C’est le cas de nombreux allergènes, comme ceux que renferment les crèmes cosmétiques parfumées. Des molécules comme le citral, qui produit une odeur de citron ou de lime, sont connues pour provoquer des réactions cutanées chez certaines personnes. « Ces mêmes molécules se retrouvent dans les liquides de vapotage », souligne le chercheur. « La seule différence, c’est qu’au lieu d’être appliquées sur la peau, elles sont inhalées. »

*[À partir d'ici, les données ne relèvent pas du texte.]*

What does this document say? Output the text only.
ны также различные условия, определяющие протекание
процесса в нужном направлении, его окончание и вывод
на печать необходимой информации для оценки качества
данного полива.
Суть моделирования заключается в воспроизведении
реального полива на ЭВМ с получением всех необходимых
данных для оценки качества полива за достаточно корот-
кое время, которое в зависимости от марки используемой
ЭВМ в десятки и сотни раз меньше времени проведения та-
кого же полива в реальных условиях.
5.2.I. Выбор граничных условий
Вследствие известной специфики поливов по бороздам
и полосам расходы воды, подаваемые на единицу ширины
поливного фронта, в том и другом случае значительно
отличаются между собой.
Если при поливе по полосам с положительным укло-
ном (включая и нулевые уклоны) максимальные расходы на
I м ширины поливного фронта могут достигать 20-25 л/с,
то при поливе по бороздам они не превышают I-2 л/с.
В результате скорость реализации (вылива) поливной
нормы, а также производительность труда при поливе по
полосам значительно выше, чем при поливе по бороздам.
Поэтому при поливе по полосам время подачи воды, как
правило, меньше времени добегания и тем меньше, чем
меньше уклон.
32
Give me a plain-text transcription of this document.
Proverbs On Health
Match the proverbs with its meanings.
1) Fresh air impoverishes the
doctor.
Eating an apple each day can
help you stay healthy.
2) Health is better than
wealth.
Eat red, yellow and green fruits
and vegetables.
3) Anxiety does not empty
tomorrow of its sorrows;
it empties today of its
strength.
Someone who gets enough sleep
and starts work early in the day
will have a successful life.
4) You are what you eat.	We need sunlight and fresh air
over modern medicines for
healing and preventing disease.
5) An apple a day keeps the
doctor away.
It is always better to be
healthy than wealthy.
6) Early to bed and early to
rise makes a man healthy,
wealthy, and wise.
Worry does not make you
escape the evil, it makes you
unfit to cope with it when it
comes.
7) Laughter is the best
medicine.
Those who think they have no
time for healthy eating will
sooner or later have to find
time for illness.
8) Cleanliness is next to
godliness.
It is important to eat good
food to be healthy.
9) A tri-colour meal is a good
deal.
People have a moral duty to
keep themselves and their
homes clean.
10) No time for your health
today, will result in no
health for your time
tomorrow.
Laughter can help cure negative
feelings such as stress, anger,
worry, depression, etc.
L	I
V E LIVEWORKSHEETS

Des molécules bien connues, mais mal comprises
L’équipe de recherche a d’abord recensé les molécules de saveur retrouvées le plus couramment dans les produits de vapotage, en identifiant celles qui sont reconnues comme sensibilisantes. Parmi elles, l’équipe a retrouvé la cannelle, les agrumes, la vanille (non sensibilisante, mais très utilisée) et la noix de coco. Ces composés ont ensuite été testés sur des cellules dendritiques (des cellules du système immunitaire), en laboratoire (in vitro) et chez la souris (in vivo).
Les cellules dendritiques : des sentinelles
Pourquoi s’intéresser aux cellules dendritiques? « Ce sont nos sentinelles immunitaires », explique le professeur Morissette. Ces cellules jouent un rôle clé dans la détection des menaces et l’activation de la réponse immunitaire. Lorsqu’elles captent des dommages ou des substances étrangères, elles présentent ces éléments au reste du système immunitaire, ce qui peut déclencher une réaction.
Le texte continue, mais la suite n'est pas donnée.